Monday, January 18, 2010

Saw-una

There is nothing quite like working during a sale at IKEA. The different levels or "shades" if you will of the lowest common denominator is quite thrilling. Amazing and breathtaking like an aurora borealis, except try not to breath too deep, you might not like what you taste. I will admit, IKEA is not Target. It is not Walmart, it is not Sears, or Home depot. It is "Japanese right?" a customer asked, semi aggressively as they usually do. No, it is swedish, which would explain why I have been asked if carry wooden clogs. I am sure you would picture the swedish wandering through their tulip fields which miraculously grow near the arctic circle. A favorite food of the arctic fox I'm sure. As far as the majority of our customers are concerned, the swedish are basically a combination of every other culture that is strange, but white. Don't get me wrong, I don't expect people to know about the swedes, or IKEA, or the concept of near and far. I get that IKEA is confusing. I do not however think it is so ambiguous that I would be asked where the baby strollers and car seats are sold.

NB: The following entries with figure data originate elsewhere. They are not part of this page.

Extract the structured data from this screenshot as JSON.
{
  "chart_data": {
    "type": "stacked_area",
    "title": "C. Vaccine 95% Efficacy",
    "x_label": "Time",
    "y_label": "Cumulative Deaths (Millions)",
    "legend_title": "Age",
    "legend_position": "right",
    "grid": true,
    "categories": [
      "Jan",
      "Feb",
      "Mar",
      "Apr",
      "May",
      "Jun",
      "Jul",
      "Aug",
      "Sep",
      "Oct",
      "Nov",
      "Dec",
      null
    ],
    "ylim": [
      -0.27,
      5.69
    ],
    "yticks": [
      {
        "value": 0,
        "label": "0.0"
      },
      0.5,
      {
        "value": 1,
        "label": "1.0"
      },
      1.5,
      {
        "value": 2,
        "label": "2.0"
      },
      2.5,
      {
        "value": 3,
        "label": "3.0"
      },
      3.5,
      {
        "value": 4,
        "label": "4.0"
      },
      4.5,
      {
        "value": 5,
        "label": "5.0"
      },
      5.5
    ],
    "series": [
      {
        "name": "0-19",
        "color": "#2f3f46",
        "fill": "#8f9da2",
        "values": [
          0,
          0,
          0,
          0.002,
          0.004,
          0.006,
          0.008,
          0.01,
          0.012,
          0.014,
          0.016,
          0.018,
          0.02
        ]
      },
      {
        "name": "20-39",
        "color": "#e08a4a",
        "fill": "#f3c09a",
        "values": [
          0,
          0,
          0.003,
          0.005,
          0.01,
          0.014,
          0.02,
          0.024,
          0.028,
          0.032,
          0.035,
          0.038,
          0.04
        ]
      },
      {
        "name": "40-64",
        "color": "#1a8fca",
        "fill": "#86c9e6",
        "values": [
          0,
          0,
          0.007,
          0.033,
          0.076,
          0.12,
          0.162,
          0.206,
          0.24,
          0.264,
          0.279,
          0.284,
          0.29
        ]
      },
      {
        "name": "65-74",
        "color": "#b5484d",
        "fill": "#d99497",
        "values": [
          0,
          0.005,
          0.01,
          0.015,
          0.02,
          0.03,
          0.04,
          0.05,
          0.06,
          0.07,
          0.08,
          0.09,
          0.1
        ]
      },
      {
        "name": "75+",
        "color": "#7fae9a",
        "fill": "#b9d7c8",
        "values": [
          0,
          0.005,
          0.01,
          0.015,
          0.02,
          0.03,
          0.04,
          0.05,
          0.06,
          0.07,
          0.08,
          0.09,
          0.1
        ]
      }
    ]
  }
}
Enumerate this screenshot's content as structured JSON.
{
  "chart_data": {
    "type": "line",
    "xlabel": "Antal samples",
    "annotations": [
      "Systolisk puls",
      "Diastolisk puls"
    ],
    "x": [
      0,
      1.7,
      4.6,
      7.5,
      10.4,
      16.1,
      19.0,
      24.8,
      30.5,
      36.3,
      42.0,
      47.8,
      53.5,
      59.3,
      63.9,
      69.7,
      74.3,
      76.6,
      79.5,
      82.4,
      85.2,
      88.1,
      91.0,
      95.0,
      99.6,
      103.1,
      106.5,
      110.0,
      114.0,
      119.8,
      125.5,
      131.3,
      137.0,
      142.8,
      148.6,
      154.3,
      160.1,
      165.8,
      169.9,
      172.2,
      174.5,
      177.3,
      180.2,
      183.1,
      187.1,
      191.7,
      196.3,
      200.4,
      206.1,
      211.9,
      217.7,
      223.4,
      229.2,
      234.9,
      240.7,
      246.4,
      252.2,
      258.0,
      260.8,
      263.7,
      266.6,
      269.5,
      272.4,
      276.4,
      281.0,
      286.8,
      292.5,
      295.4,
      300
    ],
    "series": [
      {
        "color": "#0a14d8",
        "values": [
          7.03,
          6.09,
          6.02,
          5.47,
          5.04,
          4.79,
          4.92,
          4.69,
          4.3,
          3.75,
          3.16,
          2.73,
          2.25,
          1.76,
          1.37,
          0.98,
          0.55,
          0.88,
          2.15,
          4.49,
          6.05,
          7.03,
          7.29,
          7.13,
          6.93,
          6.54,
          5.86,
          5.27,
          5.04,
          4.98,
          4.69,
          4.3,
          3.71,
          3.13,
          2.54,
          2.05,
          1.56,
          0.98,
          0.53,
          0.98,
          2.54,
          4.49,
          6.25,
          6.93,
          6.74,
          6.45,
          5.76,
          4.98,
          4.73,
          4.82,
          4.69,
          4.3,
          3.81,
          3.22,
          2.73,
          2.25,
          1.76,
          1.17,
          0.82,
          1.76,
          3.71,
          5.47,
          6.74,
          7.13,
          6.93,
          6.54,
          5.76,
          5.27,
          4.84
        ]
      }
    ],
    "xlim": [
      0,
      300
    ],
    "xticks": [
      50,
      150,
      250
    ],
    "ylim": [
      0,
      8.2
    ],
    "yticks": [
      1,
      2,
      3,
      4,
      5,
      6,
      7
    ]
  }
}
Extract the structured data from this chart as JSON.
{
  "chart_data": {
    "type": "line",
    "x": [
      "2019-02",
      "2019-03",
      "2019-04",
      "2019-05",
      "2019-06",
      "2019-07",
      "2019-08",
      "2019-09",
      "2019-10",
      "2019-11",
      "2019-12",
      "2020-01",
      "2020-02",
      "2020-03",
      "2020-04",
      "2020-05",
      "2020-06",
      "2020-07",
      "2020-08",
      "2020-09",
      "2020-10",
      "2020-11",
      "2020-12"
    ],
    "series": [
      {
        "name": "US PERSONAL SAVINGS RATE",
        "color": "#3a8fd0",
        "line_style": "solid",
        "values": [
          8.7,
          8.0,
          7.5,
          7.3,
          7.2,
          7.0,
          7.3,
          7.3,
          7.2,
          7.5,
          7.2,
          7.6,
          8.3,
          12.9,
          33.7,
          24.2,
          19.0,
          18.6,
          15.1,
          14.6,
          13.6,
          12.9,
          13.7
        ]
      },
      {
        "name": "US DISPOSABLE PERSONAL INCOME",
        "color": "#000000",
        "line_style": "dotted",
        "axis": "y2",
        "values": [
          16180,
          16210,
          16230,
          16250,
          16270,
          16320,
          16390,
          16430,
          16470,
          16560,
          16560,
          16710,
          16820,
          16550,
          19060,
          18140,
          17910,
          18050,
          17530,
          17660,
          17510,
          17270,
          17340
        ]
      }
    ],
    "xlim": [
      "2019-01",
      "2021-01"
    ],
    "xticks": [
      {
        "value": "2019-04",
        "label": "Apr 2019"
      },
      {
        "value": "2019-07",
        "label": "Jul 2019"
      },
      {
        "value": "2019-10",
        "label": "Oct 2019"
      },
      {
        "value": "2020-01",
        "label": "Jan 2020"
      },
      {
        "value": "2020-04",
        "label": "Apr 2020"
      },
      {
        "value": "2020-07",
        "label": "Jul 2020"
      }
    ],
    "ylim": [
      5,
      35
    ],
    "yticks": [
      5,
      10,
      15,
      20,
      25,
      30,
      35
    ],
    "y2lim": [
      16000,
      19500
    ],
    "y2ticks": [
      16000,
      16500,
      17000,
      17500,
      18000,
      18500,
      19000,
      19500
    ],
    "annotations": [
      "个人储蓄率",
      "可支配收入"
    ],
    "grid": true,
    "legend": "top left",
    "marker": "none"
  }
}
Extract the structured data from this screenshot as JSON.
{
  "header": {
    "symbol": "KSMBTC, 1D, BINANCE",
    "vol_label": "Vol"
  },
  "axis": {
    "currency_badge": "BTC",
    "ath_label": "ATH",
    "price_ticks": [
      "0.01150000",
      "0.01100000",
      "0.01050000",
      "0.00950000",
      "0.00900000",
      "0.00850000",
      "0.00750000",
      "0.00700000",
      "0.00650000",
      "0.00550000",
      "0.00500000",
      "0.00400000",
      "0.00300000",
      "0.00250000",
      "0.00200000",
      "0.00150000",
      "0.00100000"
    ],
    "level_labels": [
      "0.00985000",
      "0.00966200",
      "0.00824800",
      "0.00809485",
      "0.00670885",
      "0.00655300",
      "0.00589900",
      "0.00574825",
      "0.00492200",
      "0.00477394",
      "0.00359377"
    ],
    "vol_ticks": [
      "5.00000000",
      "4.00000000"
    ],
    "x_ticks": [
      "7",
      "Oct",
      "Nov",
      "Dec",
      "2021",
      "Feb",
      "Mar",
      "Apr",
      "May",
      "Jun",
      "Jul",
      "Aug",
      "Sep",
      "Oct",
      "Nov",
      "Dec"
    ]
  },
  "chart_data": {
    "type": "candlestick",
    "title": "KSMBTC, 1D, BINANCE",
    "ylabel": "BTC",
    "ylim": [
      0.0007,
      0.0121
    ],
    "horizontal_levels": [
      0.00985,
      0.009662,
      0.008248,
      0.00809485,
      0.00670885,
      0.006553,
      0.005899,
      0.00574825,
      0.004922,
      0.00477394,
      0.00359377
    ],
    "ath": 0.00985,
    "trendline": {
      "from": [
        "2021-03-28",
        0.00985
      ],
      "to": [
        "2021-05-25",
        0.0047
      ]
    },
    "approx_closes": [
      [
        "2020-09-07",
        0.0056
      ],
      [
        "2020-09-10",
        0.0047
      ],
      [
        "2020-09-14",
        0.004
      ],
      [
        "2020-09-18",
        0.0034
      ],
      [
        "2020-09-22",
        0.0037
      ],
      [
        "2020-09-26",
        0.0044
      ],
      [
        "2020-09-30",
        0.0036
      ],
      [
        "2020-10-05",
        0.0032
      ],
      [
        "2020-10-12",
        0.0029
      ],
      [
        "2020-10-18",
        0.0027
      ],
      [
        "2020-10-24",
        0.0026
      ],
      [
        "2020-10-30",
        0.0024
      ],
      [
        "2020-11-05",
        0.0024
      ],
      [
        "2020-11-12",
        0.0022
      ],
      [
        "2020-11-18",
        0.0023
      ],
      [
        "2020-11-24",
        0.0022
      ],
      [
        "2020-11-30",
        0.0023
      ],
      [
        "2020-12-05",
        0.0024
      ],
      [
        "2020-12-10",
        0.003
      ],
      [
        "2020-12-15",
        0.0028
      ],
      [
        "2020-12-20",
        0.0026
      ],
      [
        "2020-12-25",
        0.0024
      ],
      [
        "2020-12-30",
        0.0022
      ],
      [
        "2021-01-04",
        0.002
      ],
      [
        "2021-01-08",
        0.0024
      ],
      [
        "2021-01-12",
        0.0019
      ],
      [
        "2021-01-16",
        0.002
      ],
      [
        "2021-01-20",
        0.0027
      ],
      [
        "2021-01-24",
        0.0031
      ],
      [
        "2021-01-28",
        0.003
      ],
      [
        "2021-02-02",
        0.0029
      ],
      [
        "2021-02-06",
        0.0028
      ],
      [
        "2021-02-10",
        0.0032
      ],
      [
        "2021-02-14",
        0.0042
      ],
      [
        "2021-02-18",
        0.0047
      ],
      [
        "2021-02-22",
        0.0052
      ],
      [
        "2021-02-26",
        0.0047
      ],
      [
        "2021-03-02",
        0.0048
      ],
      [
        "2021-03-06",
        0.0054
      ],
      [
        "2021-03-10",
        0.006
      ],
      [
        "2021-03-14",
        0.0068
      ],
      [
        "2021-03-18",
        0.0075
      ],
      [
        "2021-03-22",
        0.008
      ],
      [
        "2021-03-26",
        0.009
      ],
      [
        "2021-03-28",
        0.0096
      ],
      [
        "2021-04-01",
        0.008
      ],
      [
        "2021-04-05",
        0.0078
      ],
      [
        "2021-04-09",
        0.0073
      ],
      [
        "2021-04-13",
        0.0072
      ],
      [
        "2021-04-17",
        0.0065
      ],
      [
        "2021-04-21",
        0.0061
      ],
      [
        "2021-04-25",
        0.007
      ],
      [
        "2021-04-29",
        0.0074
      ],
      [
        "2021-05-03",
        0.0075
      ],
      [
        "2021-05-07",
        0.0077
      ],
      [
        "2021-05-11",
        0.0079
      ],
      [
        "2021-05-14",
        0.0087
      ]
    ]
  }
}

"I'm sorry, a baby stroller is not really considered a home furnishing. That and the swedes eat their children soon after birth with pickled haring in a festival known as FanterSKoppen. I know, I know... weird swedes".
I have been asked for luggage, portable fireplaces (this sounds not only real, but safe), diapers, tennis rackets, car parts, and industrial meat slicers.
However, the best question I have ever had, in 6 years, I was gifted from god this weekend.
As I stood at the computer trying to avoid all eye contact with anything with eyes. I was approached by a couple, no older than mid to late thirties. So very Idaho, they practically left a trail of potatoes and mormons (Yes, mormons. Utah isn't the only holy state). The scruffy baseball capped, dirty flannel clad husband asked me a low, manly tone (be sure to apply accent):
"Huay, Whur you guys got stuff fer my saw una?"
"What"
"Whurs the stuff fer saw unas?:
"Huh"
This is where the very long haired pregnant wife chimed in.
"You know....Sawunas?"
She had a bit more of a sophisticated way of speaking by not making sawuna, two words.
"Oh..... Saunas....no, we don't sell things for your sauna."
It's almost as if he has owned a sauna, but just before showing up at IKEA, read the name of this bubbly water box for the first time, because he was indeed in need...of things for it. Now I came for semi bumpkin beginnings.... but... saw una? Thats just precious.